Her parents allowed Rosa to move back to her old bedroom, with the stipulations that she do her own cooking and cleaning and laundry, and pay them two hundred dollars a month in rent. For the duration of her pregnancy, Rosa worked the kinds of jobs you could get with a high school diploma. She waitressed, she cleaned homes and office buildings; she worked as a cashier at a drugstore. At home, she took her high school posters off the wall and put up pictures of the alphabet, and Mickey and Minnie Mouse. She replaced her vanity with a changing table and her desk with a secondhand crib. She bought a mobile that sent pink butterflies swirling to the tune of the “Blue Danube” waltz when you wound it up. She filled her dresser with miniature pink and white onesies and socks no bigger than her thumb. She found a Bugaboo stroller on Craigslist, and rented a fancy breast pump from the hospital. She was ready for her princess to come home.
Then Gabe had arrived… and Rosa, who’d been so convinced she was having a daughter that she hadn’t asked for an ultrasound, had, for the first time in her life, fallen in love. From the minute she’d held her son, tracing his full cheeks, the snub of his nose, his bowed lips, touching the dark curls covering his head, she’d felt something inside of her shift. It was what you felt, she thought later, when you gave your heart away, the click you experienced when your focus changed completely. The moment she held her son in her arms was the moment she became an adult.
Gabe was her angel, her darling, a sweet-natured, easygoing baby who was happy to be held, eager to nurse, and content when he dropped off to sleep, lying in his crib, staring at the glittery butterflies, or being pushed along the sidewalks in his pink stroller, which Rosa couldn’t afford to replace. By the end of the first month of his life, he’d thawed his grandma’s heart sufficiently that she was willing to give up two of her casino days to stay home and care for him. Rosa’s dad was similarly enchanted. At night, he’d sit on the couch in front of the TV with the baby beside him, tucked under his arm, explaining the finer points of the professional wrestling match on the screen to his grandson, who’d sit, content, gnawing at his fist and seeming to pay attention. Even Mandy was willing to give up a few hours of her busy social life to stay home with Gabe on a Saturday night.

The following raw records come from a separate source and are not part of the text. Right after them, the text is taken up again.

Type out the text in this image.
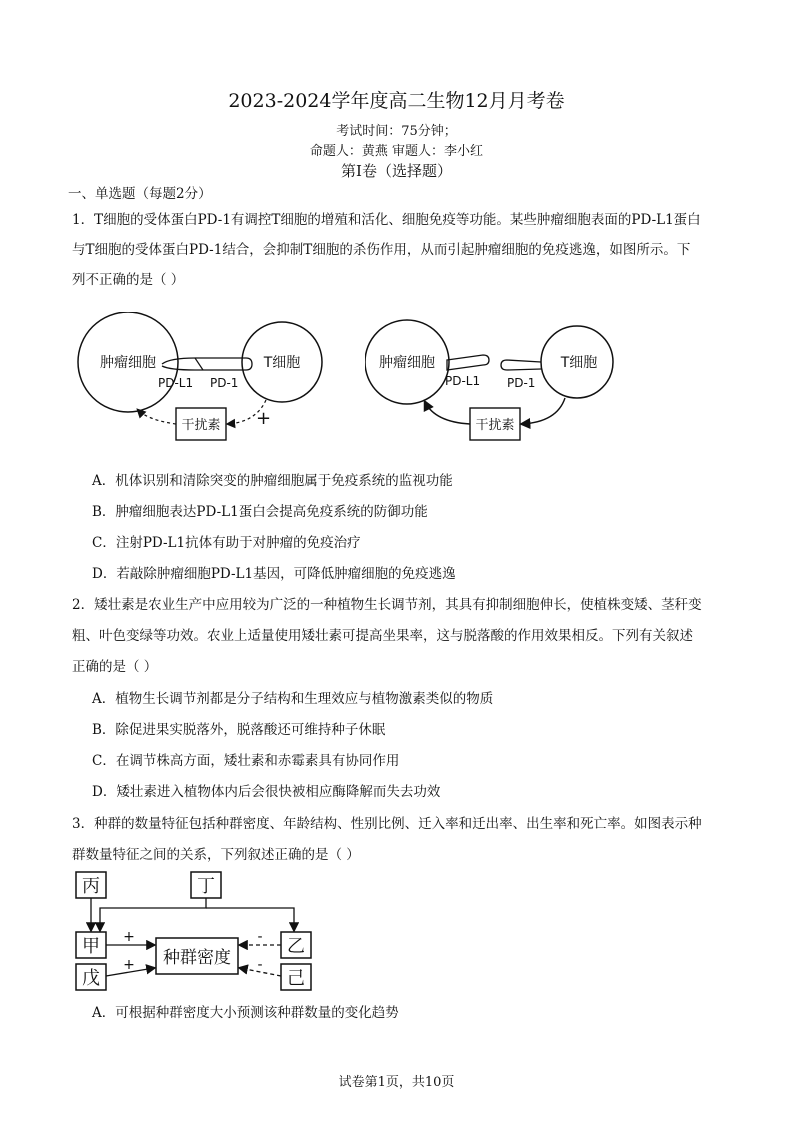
2023-2024学年度高二生物12月月考卷
考试时间：75分钟；
命题人：黄燕 审题人：李小红
第I卷（选择题）
一、单选题（每题2分）
1．T细胞的受体蛋白PD-1有调控T细胞的增殖和活化、细胞免疫等功能。某些肿瘤细胞表面的PD-L1蛋白
与T细胞的受体蛋白PD-1结合，会抑制T细胞的杀伤作用，从而引起肿瘤细胞的免疫逃逸，如图所示。下
列不正确的是（ ）
肿瘤细胞	T细胞
PD-L1 PD-1
干扰素 +
肿瘤细胞	T细胞
PD-L1 PD-1
干扰素
A．机体识别和清除突变的肿瘤细胞属于免疫系统的监视功能
B．肿瘤细胞表达PD-L1蛋白会提高免疫系统的防御功能
C．注射PD-L1抗体有助于对肿瘤的免疫治疗
D．若敲除肿瘤细胞PD-L1基因，可降低肿瘤细胞的免疫逃逸
2．矮壮素是农业生产中应用较为广泛的一种植物生长调节剂，其具有抑制细胞伸长，使植株变矮、茎秆变
粗、叶色变绿等功效。农业上适量使用矮壮素可提高坐果率，这与脱落酸的作用效果相反。下列有关叙述
正确的是（ ）
A．植物生长调节剂都是分子结构和生理效应与植物激素类似的物质
B．除促进果实脱落外，脱落酸还可维持种子休眠
C．在调节株高方面，矮壮素和赤霉素具有协同作用
D．矮壮素进入植物体内后会很快被相应酶降解而失去功效
3．种群的数量特征包括种群密度、年龄结构、性别比例、迁入率和迁出率、出生率和死亡率。如图表示种
群数量特征之间的关系，下列叙述正确的是（ ）
丙	丁
甲
戊
种群密度
乙
己
+
+
-
-
A．可根据种群密度大小预测该种群数量的变化趋势
试卷第1页，共10页
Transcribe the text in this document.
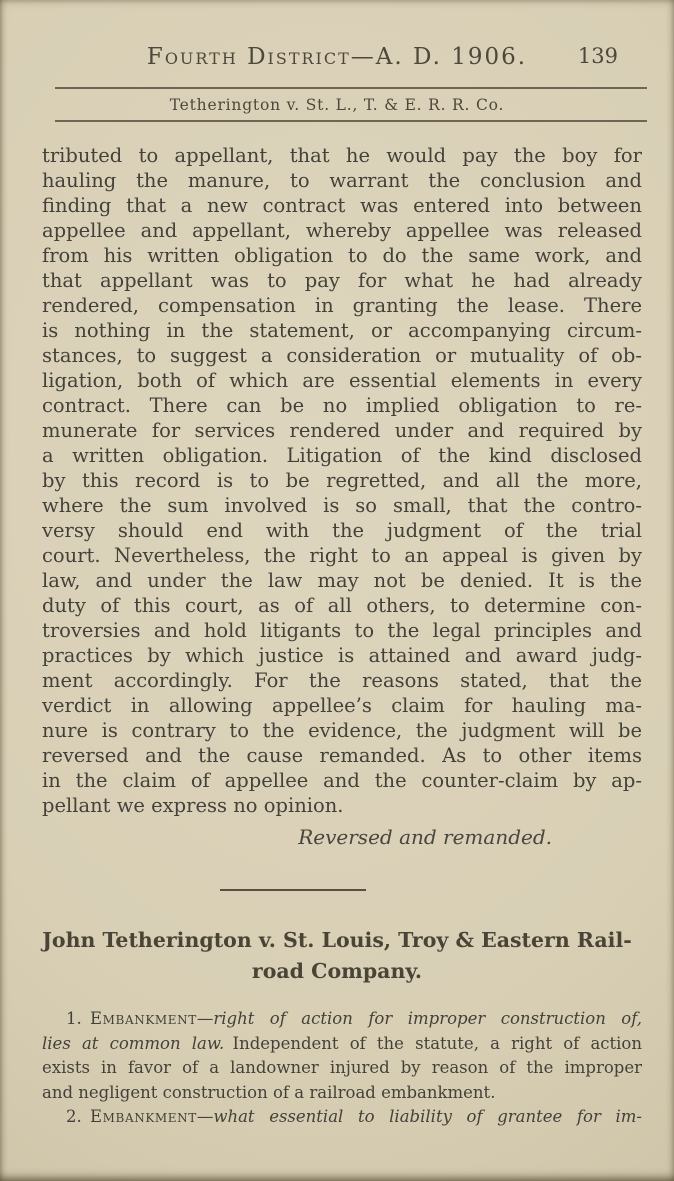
Fourth District—A. D. 1906.	139
Tetherington v. St. L., T. & E. R. R. Co.
tributed to appellant, that he would pay the boy for
hauling the manure, to warrant the conclusion and
finding that a new contract was entered into between
appellee and appellant, whereby appellee was released
from his written obligation to do the same work, and
that appellant was to pay for what he had already
rendered, compensation in granting the lease. There
is nothing in the statement, or accompanying circum-
stances, to suggest a consideration or mutuality of ob-
ligation, both of which are essential elements in every
contract. There can be no implied obligation to re-
munerate for services rendered under and required by
a written obligation. Litigation of the kind disclosed
by this record is to be regretted, and all the more,
where the sum involved is so small, that the contro-
versy should end with the judgment of the trial
court. Nevertheless, the right to an appeal is given by
law, and under the law may not be denied. It is the
duty of this court, as of all others, to determine con-
troversies and hold litigants to the legal principles and
practices by which justice is attained and award judg-
ment accordingly. For the reasons stated, that the
verdict in allowing appellee’s claim for hauling ma-
nure is contrary to the evidence, the judgment will be
reversed and the cause remanded. As to other items
in the claim of appellee and the counter-claim by ap-
pellant we express no opinion.
Reversed and remanded.
John Tetherington v. St. Louis, Troy & Eastern Rail-
road Company.
1. Embankment—right of action for improper construction of,
lies at common law. Independent of the statute, a right of action
exists in favor of a landowner injured by reason of the improper
and negligent construction of a railroad embankment.
2. Embankment—what essential to liability of grantee for im-
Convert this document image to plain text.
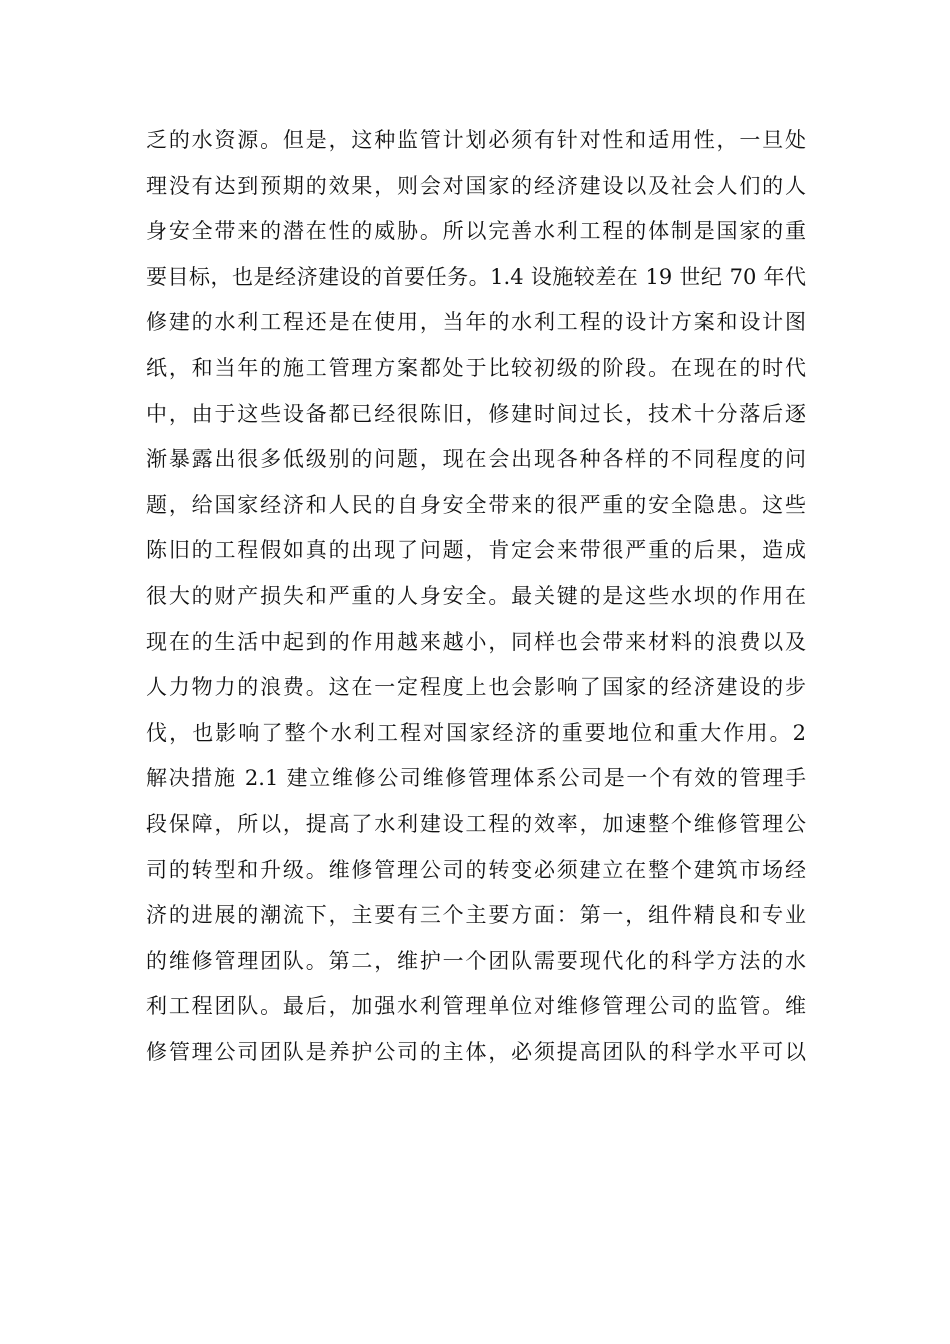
乏的水资源。但是，这种监管计划必须有针对性和适用性，一旦处
理没有达到预期的效果，则会对国家的经济建设以及社会人们的人
身安全带来的潜在性的威胁。所以完善水利工程的体制是国家的重
要目标，也是经济建设的首要任务。1.4 设施较差在 19 世纪 70 年代
修建的水利工程还是在使用，当年的水利工程的设计方案和设计图
纸，和当年的施工管理方案都处于比较初级的阶段。在现在的时代
中，由于这些设备都已经很陈旧，修建时间过长，技术十分落后逐
渐暴露出很多低级别的问题，现在会出现各种各样的不同程度的问
题，给国家经济和人民的自身安全带来的很严重的安全隐患。这些
陈旧的工程假如真的出现了问题，肯定会来带很严重的后果，造成
很大的财产损失和严重的人身安全。最关键的是这些水坝的作用在
现在的生活中起到的作用越来越小，同样也会带来材料的浪费以及
人力物力的浪费。这在一定程度上也会影响了国家的经济建设的步
伐，也影响了整个水利工程对国家经济的重要地位和重大作用。2
解决措施 2.1 建立维修公司维修管理体系公司是一个有效的管理手
段保障，所以，提高了水利建设工程的效率，加速整个维修管理公
司的转型和升级。维修管理公司的转变必须建立在整个建筑市场经
济的进展的潮流下，主要有三个主要方面：第一，组件精良和专业
的维修管理团队。第二，维护一个团队需要现代化的科学方法的水
利工程团队。最后，加强水利管理单位对维修管理公司的监管。维
修管理公司团队是养护公司的主体，必须提高团队的科学水平可以
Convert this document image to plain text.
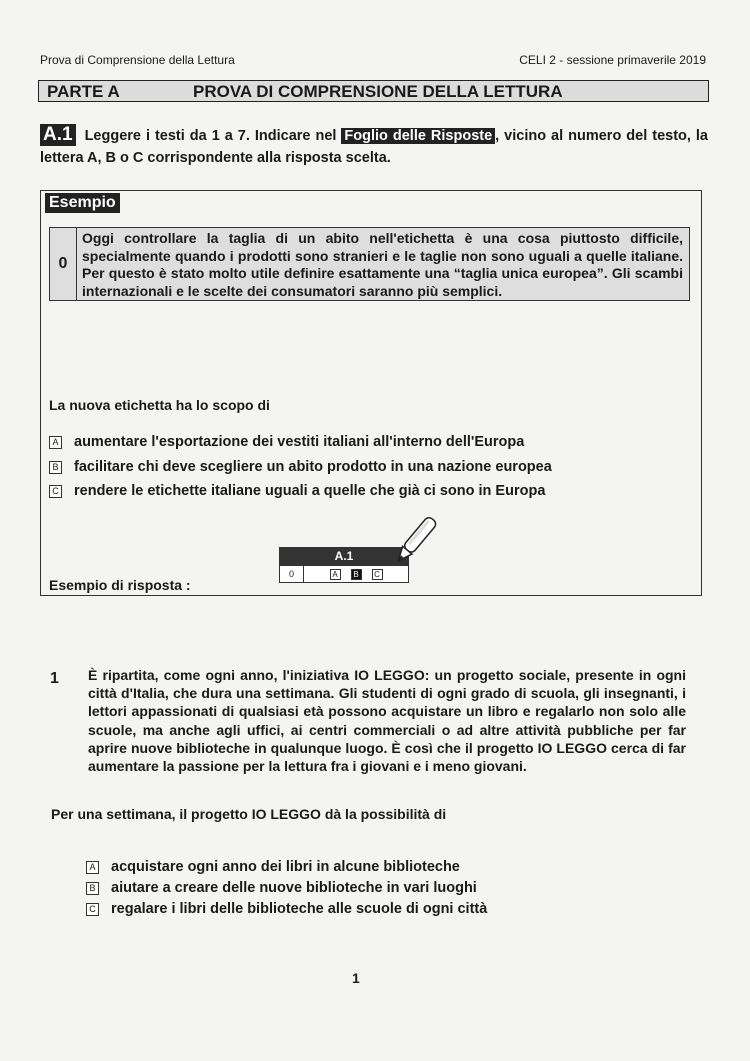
Prova di Comprensione della Lettura	CELI 2 - sessione primaverile 2019
PARTE A	PROVA DI COMPRENSIONE DELLA LETTURA
A.1 Leggere i testi da 1 a 7. Indicare nel Foglio delle Risposte , vicino al numero del testo, la lettera A, B o C corrispondente alla risposta scelta.
Esempio
0
Oggi controllare la taglia di un abito nell'etichetta è una cosa piuttosto difficile, specialmente quando i prodotti sono stranieri e le taglie non sono uguali a quelle italiane. Per questo è stato molto utile definire esattamente una “taglia unica europea”. Gli scambi internazionali e le scelte dei consumatori saranno più semplici.
La nuova etichetta ha lo scopo di
A aumentare l'esportazione dei vestiti italiani all'interno dell'Europa
B facilitare chi deve scegliere un abito prodotto in una nazione europea
C rendere le etichette italiane uguali a quelle che già ci sono in Europa
Esempio di risposta :
A.1
0	A	B	C
1 È ripartita, come ogni anno, l'iniziativa IO LEGGO: un progetto sociale, presente in ogni città d'Italia, che dura una settimana. Gli studenti di ogni grado di scuola, gli insegnanti, i lettori appassionati di qualsiasi età possono acquistare un libro e regalarlo non solo alle scuole, ma anche agli uffici, ai centri commerciali o ad altre attività pubbliche per far aprire nuove biblioteche in qualunque luogo. È così che il progetto IO LEGGO cerca di far aumentare la passione per la lettura fra i giovani e i meno giovani.
Per una settimana, il progetto IO LEGGO dà la possibilità di
A acquistare ogni anno dei libri in alcune biblioteche
B aiutare a creare delle nuove biblioteche in vari luoghi
C regalare i libri delle biblioteche alle scuole di ogni città
1
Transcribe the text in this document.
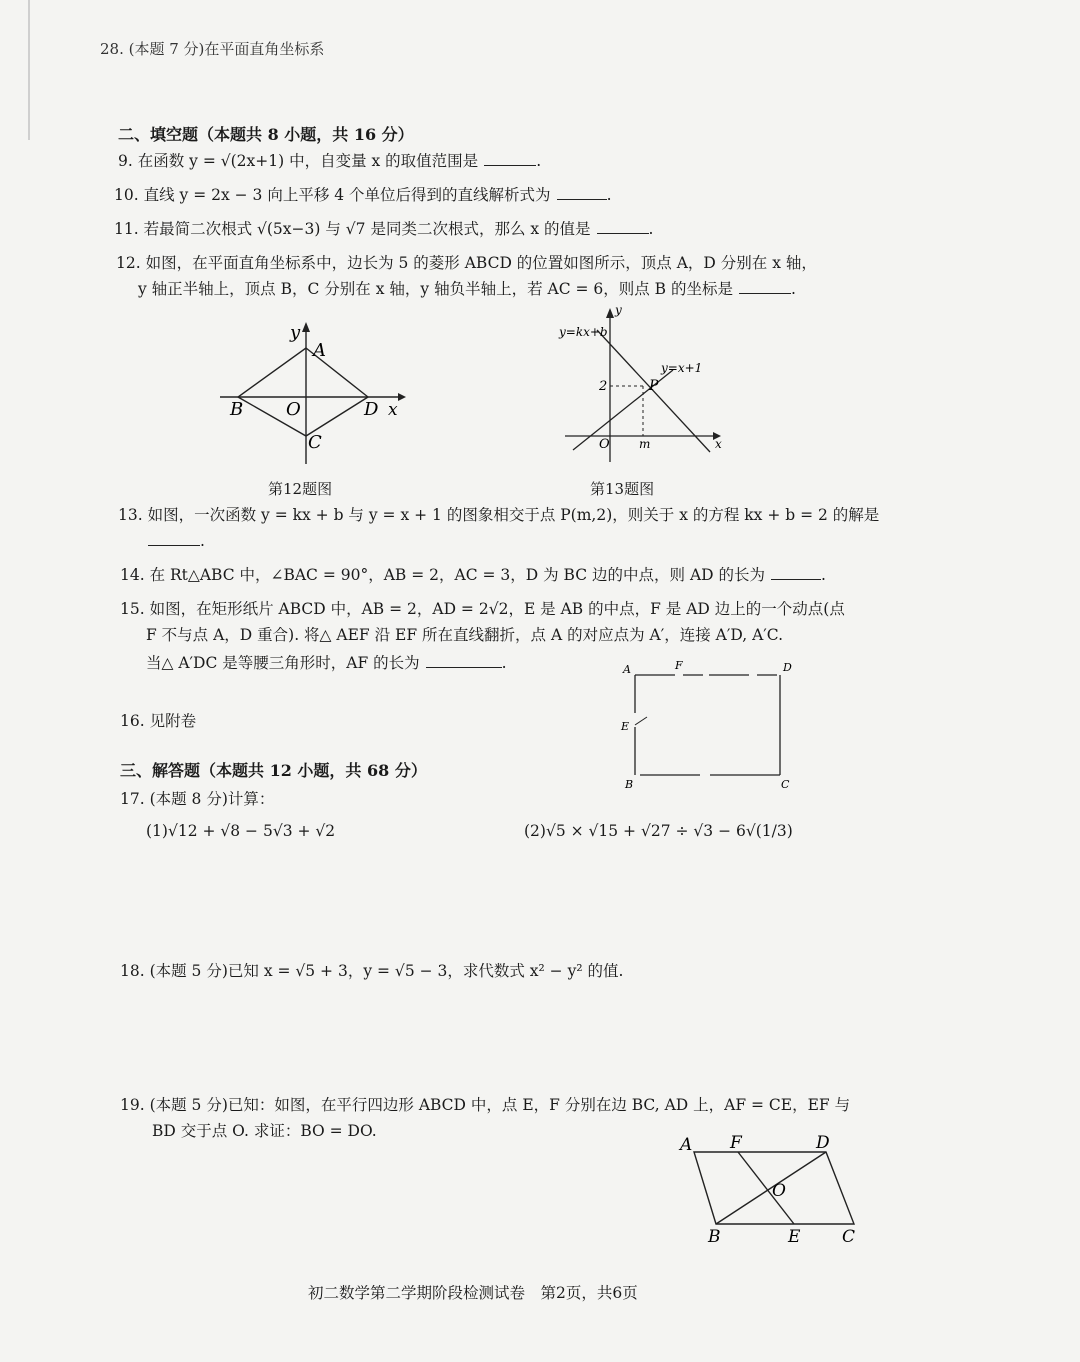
28. (本题 7 分)在平面直角坐标系
二、填空题（本题共 8 小题，共 16 分）
9. 在函数 y = √(2x+1) 中，自变量 x 的取值范围是	.
10. 直线 y = 2x − 3 向上平移 4 个单位后得到的直线解析式为	.
11. 若最简二次根式 √(5x−3) 与 √7 是同类二次根式，那么 x 的值是	.
12. 如图，在平面直角坐标系中，边长为 5 的菱形 ABCD 的位置如图所示，顶点 A，D 分别在 x 轴，
y 轴正半轴上，顶点 B，C 分别在 x 轴，y 轴负半轴上，若 AC = 6，则点 B 的坐标是	.
y
A
B O	D x
C
第12题图
y
y=kx+b
y=x+1
2	P
O m	x
第13题图
13. 如图，一次函数 y = kx + b 与 y = x + 1 的图象相交于点 P(m,2)，则关于 x 的方程 kx + b = 2 的解是
.
14. 在 Rt△ABC 中，∠BAC = 90°，AB = 2，AC = 3，D 为 BC 边的中点，则 AD 的长为	.
15. 如图，在矩形纸片 ABCD 中，AB = 2，AD = 2√2，E 是 AB 的中点，F 是 AD 边上的一个动点(点
F 不与点 A，D 重合). 将△ AEF 沿 EF 所在直线翻折，点 A 的对应点为 A′，连接 A′D, A′C.
当△ A′DC 是等腰三角形时，AF 的长为	.	A	F	D
E
B	C
16. 见附卷
三、解答题（本题共 12 小题，共 68 分）
17. (本题 8 分)计算：
(1)√12 + √8 − 5√3 + √2	(2)√5 × √15 + √27 ÷ √3 − 6√(1/3)
18. (本题 5 分)已知 x = √5 + 3，y = √5 − 3，求代数式 x² − y² 的值.
19. (本题 5 分)已知：如图，在平行四边形 ABCD 中，点 E，F 分别在边 BC, AD 上，AF = CE，EF 与
BD 交于点 O. 求证：BO = DO.
A F	D
O
B	E C
初二数学第二学期阶段检测试卷　第2页，共6页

With that patchwork of family assistance in place, Rosa navigated Gabe’s infancy and toddlerhood. She got a job at a steakhouse frequented by wealthy industry types, who’d tip lavishly when you remembered their names and their drink orders. She told herself that she hadn’t given up, that she’d start auditioning again someday, but someday never came, and Rosa was only occasionally regretful. How could she be sorry when she got to spend her days with her gorgeous, sweet, bighearted boy?
When he was three, Rosa enrolled Gabe in preschool at a local synagogue, where Gabe learned his ABCs, his shapes, and his colors, along with, to Rosa’s amusement, the Hebrew blessings for bread and wine and the prayers for Shabbat.
Gabe had started talking late, but when he spoke, it was in complete and thoughtful sentences. By four, he’d learned to read, and he read voraciously—street signs, cereal boxes, movie posters, and any book Rosa would hand him. He had a lovely, clear singing voice, and, with his huge brown eyes and glossy dark curls, he was so handsome that strangers would stop them on the street to ask if he’d ever modeled, or if he’d be interested in acting. Rosa would accept their praise and their business cards politely, then toss them as soon as she could. Having been through the scrutiny and rejection herself, the last thing she wanted to do was subject her son, her darling, to that kind of pain.
As he got older, Gabe’s essential nature never changed. If anything, with each year that passed he became more kind and empathetic, more amiable and good-natured, as lovely on the inside as he was on the outside. Mami, how was your day? he’d ask when he came home from school. He’d sit at the kitchen counter, and, wondrously, he’d actually listen when she told him, which made him unlike the majority of the boys and men she’d ever known.
By the time Gabe was in fourth grade, Rosa had enrolled in nursing school, and had saved enough money to move them into a one-bedroom apartment, an easy walk from her parents’ house. Gabe had the bedroom, where there was a little bookshelf and space for his toys, and a desk where he could do his homework. Rosa slept on a pullout couch in the living room. She didn’t mind. She hadn’t dated since her return from Los Angeles. She didn’t mind that, either. Even though she could feel men’s eyes on her, even though she’d been asked out by coworkers and bosses and Gabe’s math teacher on Parents’ Night at the school, by customers and fellow commuters and strangers on the street—she wasn’t interested; nor did she feel lonely or deprived. Gabe was all she needed. Everything was for him.